Ali N, Adil S N, Shaikh M U
Haematology, Department of Pathology and Microbiology, the Aga Khan University, Karachi, Pakistan.
Transpl Infect Dis. 2014 Feb;16(1):98-105. doi: 10.1111/tid.12176. Epub 2014 Jan 3.
Bloodstream infections (BSIs) and central line infections remain among the major causes of morbidity and mortality in transplant recipients because of prolonged neutropenia and mucosal damage. The objective of this study was to determine the frequency and outcome of bacterial and fungal isolates from patients undergoing allogeneic hematopoietic stem cell transplant.
This study was conducted at the Aga Khan University and Hospital's bone marrow transplant unit. All patients who underwent an allogeneic stem cell transplant with matched sibling/parent donor were included. The study period ranged from April 2004 to December 2012. Transplantation was performed according to institutional protocols. All patients were admitted in single rooms with positive pressure and high-efficiency particulate air filters. Ciprofloxacin, fluconazole, and valaciclovir were used for standard prophylaxis, which was started at the time of conditioning. All blood cultures were obtained at clinical suspicion of systemic infection, mainly documented as fever (temperature of >38.5°C). BSIs and line infections were defined as isolation of bacterial or fungal pathogen from at least one blood/central line culture.

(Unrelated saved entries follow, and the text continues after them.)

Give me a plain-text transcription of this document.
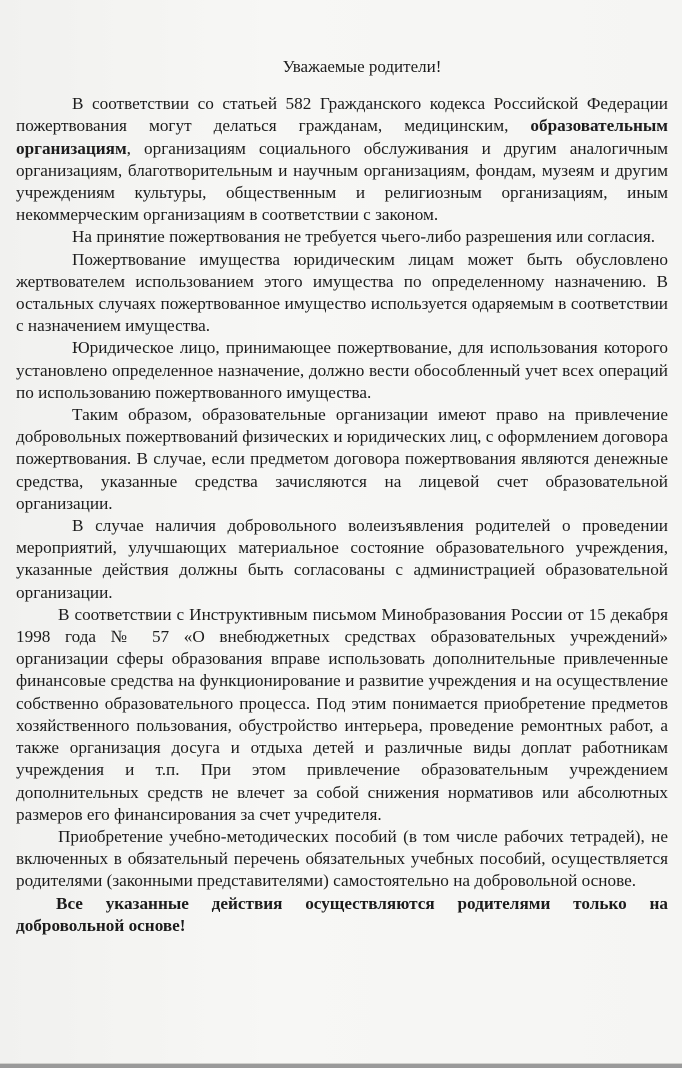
Уважаемые родители!

В соответствии со статьей 582 Гражданского кодекса Российской Федерации пожертвования могут делаться гражданам, медицинским, образовательным организациям, организациям социального обслуживания и другим аналогичным организациям, благотворительным и научным организациям, фондам, музеям и другим учреждениям культуры, общественным и религиозным организациям, иным некоммерческим организациям в соответствии с законом.

На принятие пожертвования не требуется чьего-либо разрешения или согласия.

Пожертвование имущества юридическим лицам может быть обусловлено жертвователем использованием этого имущества по определенному назначению. В остальных случаях пожертвованное имущество используется одаряемым в соответствии с назначением имущества.

Юридическое лицо, принимающее пожертвование, для использования которого установлено определенное назначение, должно вести обособленный учет всех операций по использованию пожертвованного имущества.

Таким образом, образовательные организации имеют право на привлечение добровольных пожертвований физических и юридических лиц, с оформлением договора пожертвования. В случае, если предметом договора пожертвования являются денежные средства, указанные средства зачисляются на лицевой счет образовательной организации.

В случае наличия добровольного волеизъявления родителей о проведении мероприятий, улучшающих материальное состояние образовательного учреждения, указанные действия должны быть согласованы с администрацией образовательной организации.

В соответствии с Инструктивным письмом Минобразования России от 15 декабря 1998 года № 57 «О внебюджетных средствах образовательных учреждений» организации сферы образования вправе использовать дополнительные привлеченные финансовые средства на функционирование и развитие учреждения и на осуществление собственно образовательного процесса. Под этим понимается приобретение предметов хозяйственного пользования, обустройство интерьера, проведение ремонтных работ, а также организация досуга и отдыха детей и различные виды доплат работникам учреждения и т.п. При этом привлечение образовательным учреждением дополнительных средств не влечет за собой снижения нормативов или абсолютных размеров его финансирования за счет учредителя.

Приобретение учебно-методических пособий (в том числе рабочих тетрадей), не включенных в обязательный перечень обязательных учебных пособий, осуществляется родителями (законными представителями) самостоятельно на добровольной основе.

Все указанные действия осуществляются родителями только на добровольной основе!
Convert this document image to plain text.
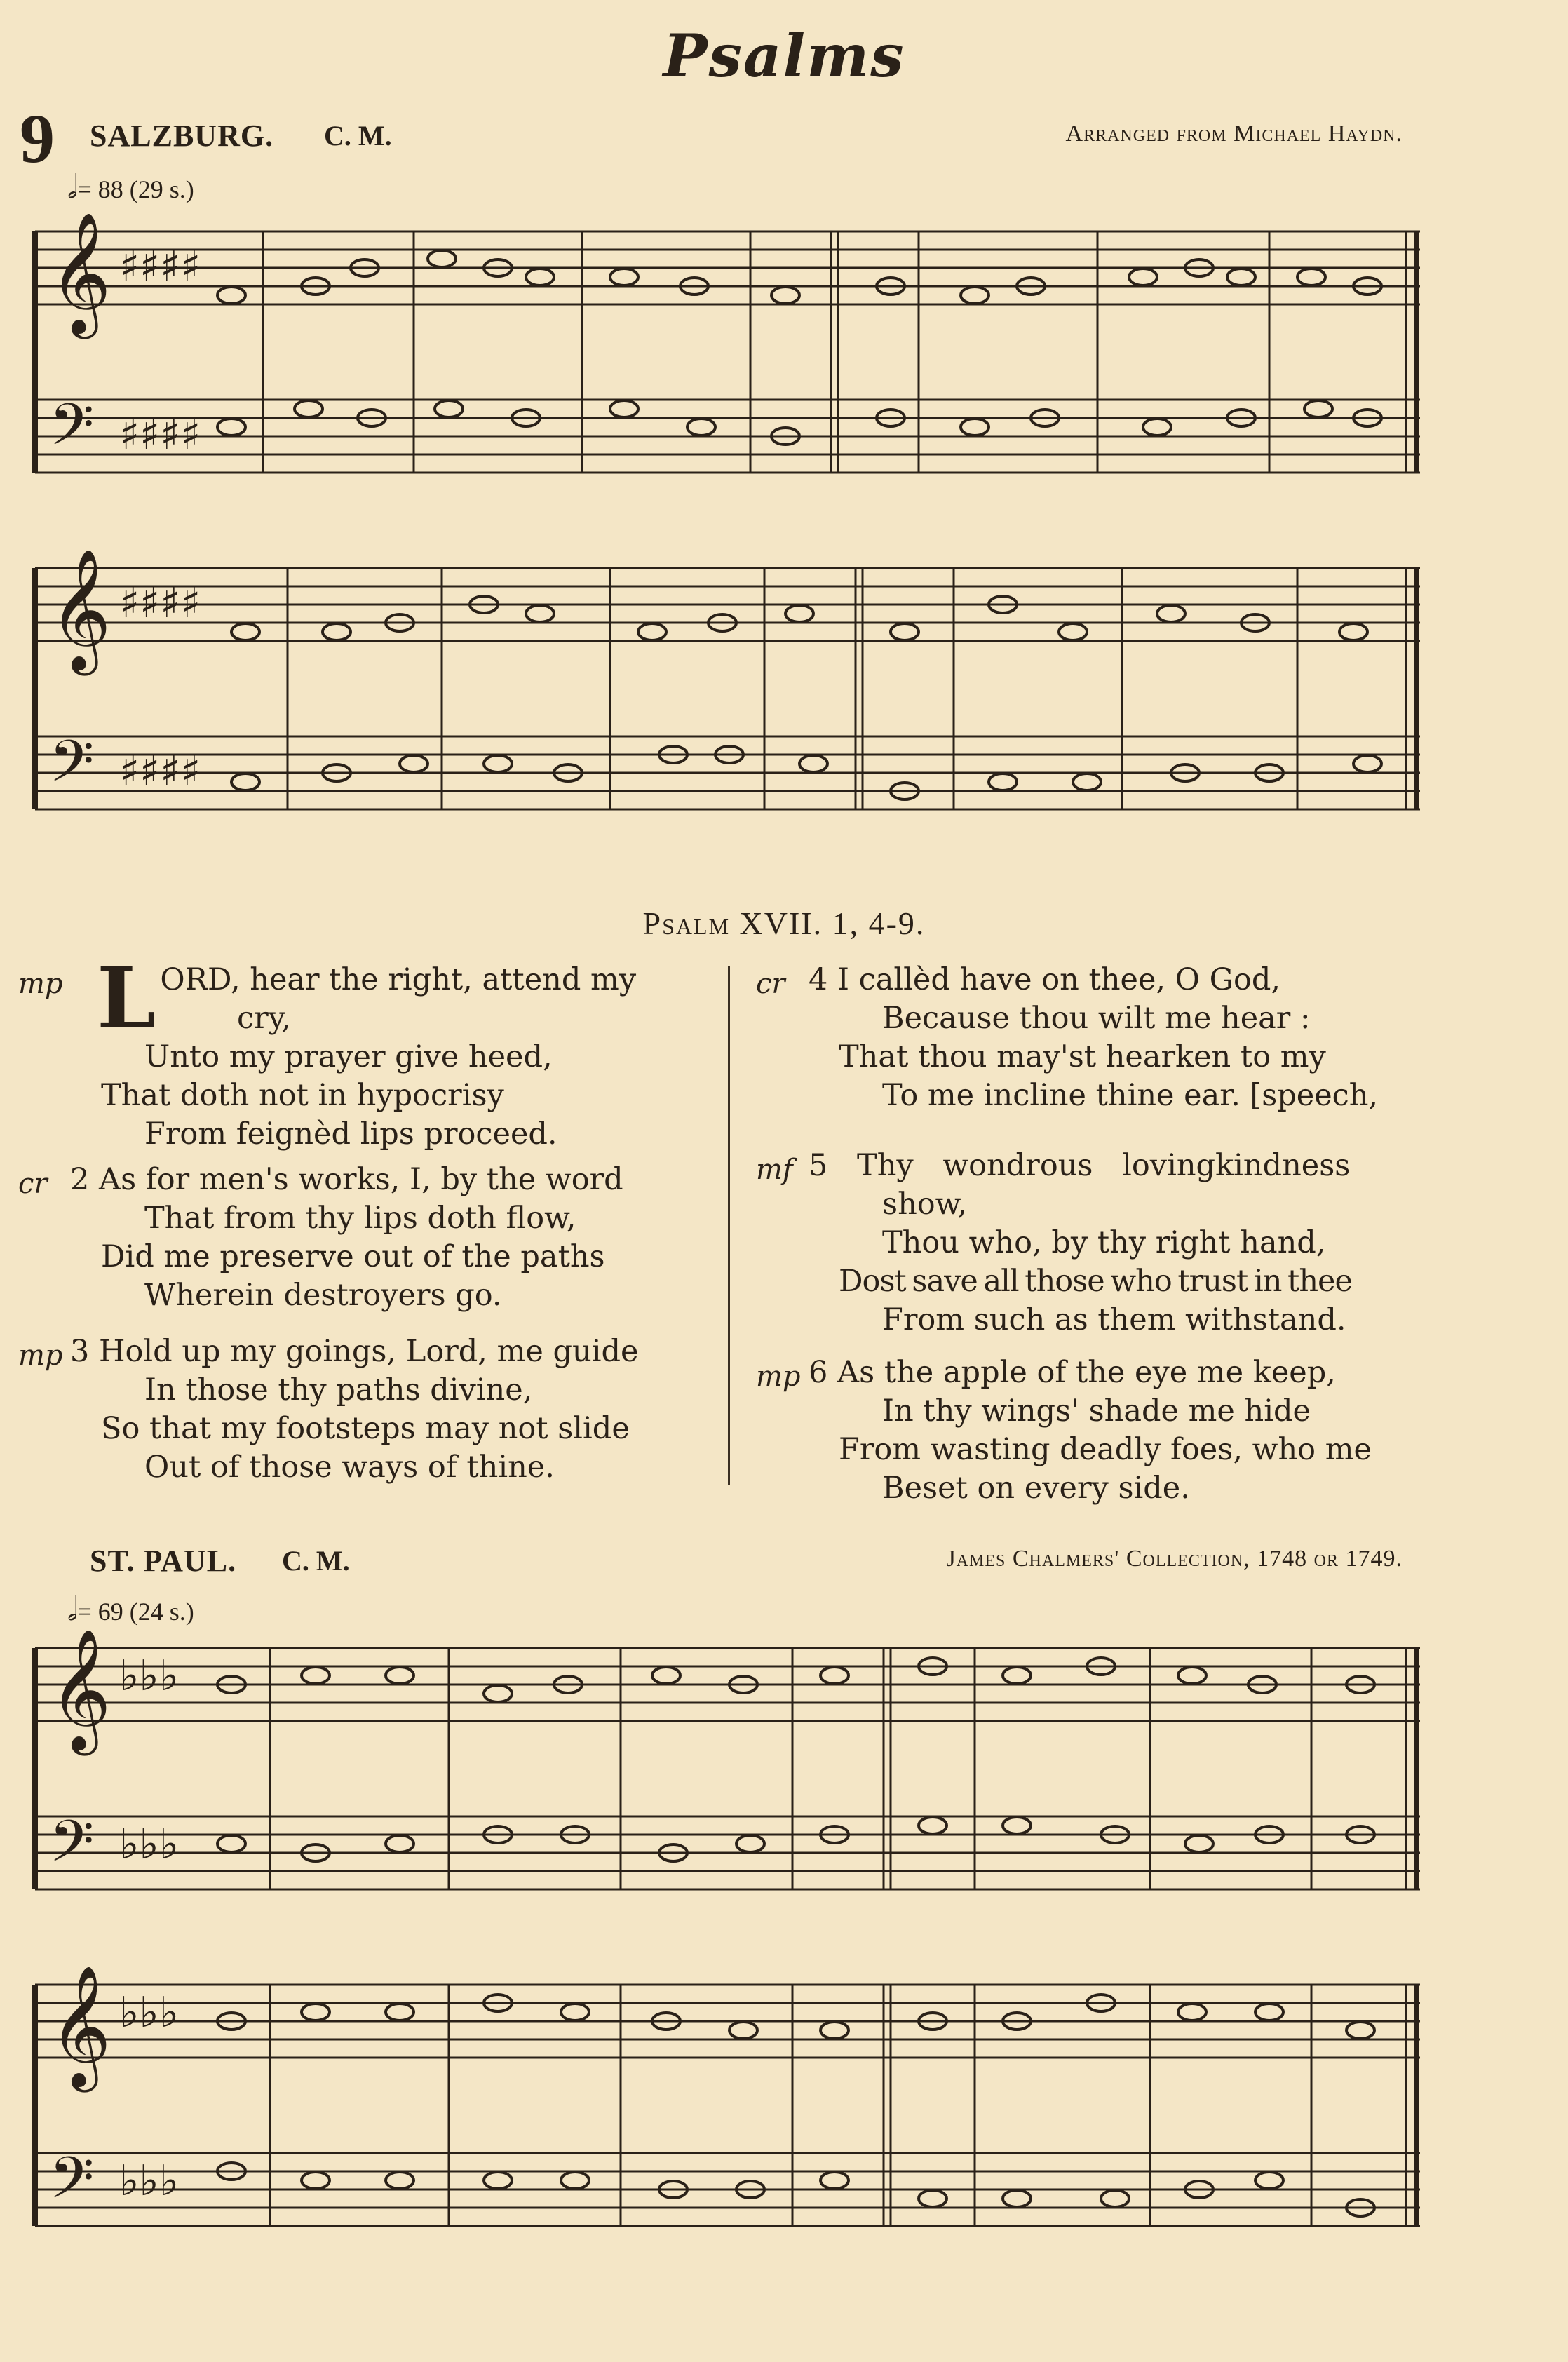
Psalms
9 SALZBURG. C. M.	Arranged from Michael Haydn.
𝅗𝅥= 88 (29 s.)
𝄞
𝄢
♯♯♯♯
♯♯♯♯
𝄞
𝄢
♯♯♯♯
♯♯♯♯
Psalm XVII. 1, 4-9.
mp L ORD, hear the right, attend my
cry,
Unto my prayer give heed,
That doth not in hypocrisy
From feignèd lips proceed.
cr 2 As for men's works, I, by the word
That from thy lips doth flow,
Did me preserve out of the paths
Wherein destroyers go.
mp 3 Hold up my goings, Lord, me guide
In those thy paths divine,
So that my footsteps may not slide
Out of those ways of thine.
cr 4 I callèd have on thee, O God,
Because thou wilt me hear :
That thou may'st hearken to my
To me incline thine ear. [speech,
mf 5 Thy wondrous lovingkindness
show,
Thou who, by thy right hand,
Dost save all those who trust in thee
From such as them withstand.
mp 6 As the apple of the eye me keep,
In thy wings' shade me hide
From wasting deadly foes, who me
Beset on every side.
ST. PAUL. C. M.	James Chalmers' Collection, 1748 or 1749.
𝅗𝅥= 69 (24 s.)
𝄞
𝄢
♭♭♭
♭♭♭
𝄞
𝄢
♭♭♭
♭♭♭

In total, 101 of 108 patients developed febrile neutropenia. In the 101 patients, 245 documented febrile episodes occurred. There were 40 culture-positive episodes and 205 culture-negative episodes. Of these 40 culture-positive episodes, 22 patients had bloodstream isolates and 18 had central line isolates. The median ± standard deviation time of febrile neutropenia was day 7 ± 2 days (range: day -3 to day +13). The most common bloodstream isolate was Escherichia coli (n = 9) followed by Staphylococcus epidermidis (n = 5). One patient developed Fusarium infection. In central line infections, S. epidermidis was the most common organism (n = 8). In 2 patients with central venous catheters, Candida albicans was the isolate. Transplant-related mortality from sepsis occurred in 9.2%.
E.coli was mainly responsible for BSI, while gram-positive organisms dominated catheter-related febrile episodes. Transplant-related mortality due to sepsis was 9%.
由于长期中性粒细胞减少和黏膜损伤,血流感染(BSIs)和中心静脉导管相关感染仍然是移植受者发病和死亡的主要原因。本研究的目的是确定接受异基因造血干细胞移植患者的细菌和真菌分离株的频率及结果。
本研究在阿迦汗大学医院的骨髓移植科进行。纳入所有接受与同胞/父母匹配供体的异基因干细胞移植的患者。研究时间段为2004年4月至2012年12月。移植按照机构方案进行。所有患者均入住配备正压和高效空气过滤器的单人病房。环丙沙星、氟康唑和伐昔洛韦用于标准预防,在预处理时开始使用。所有血培养均在临床怀疑有全身感染时采集,主要表现为发热(体温>38.5°C)。血流感染和导管相关感染定义为至少一份血液/中心静脉导管培养物中分离出细菌或真菌病原体。
108例患者中共有101例发生发热性中性粒细胞减少。在这101例患者中,记录到245次发热发作。有40次培养阳性发作和205次培养阴性发作。在这40次培养阳性发作中,22例患者血液中有分离株,18例患者中心静脉导管中有分离株。发热性中性粒细胞减少的中位±标准差时间为第7±2天(范围:-3天至+13天)。最常见的血流分离株是大肠杆菌(n = 9),其次是表皮葡萄球菌(n = 5)。1例患者发生镰刀菌感染。在中心静脉导管相关感染中,表皮葡萄球菌是最常见的病原体(n = 8)。2例中心静脉导管患者的分离株为白色念珠菌。脓毒症导致的移植相关死亡率为9.2%。
大肠杆菌是血流感染的主要原因,而革兰氏阳性菌在导管相关发热发作中占主导地位。脓毒症导致的移植相关死亡率为9%。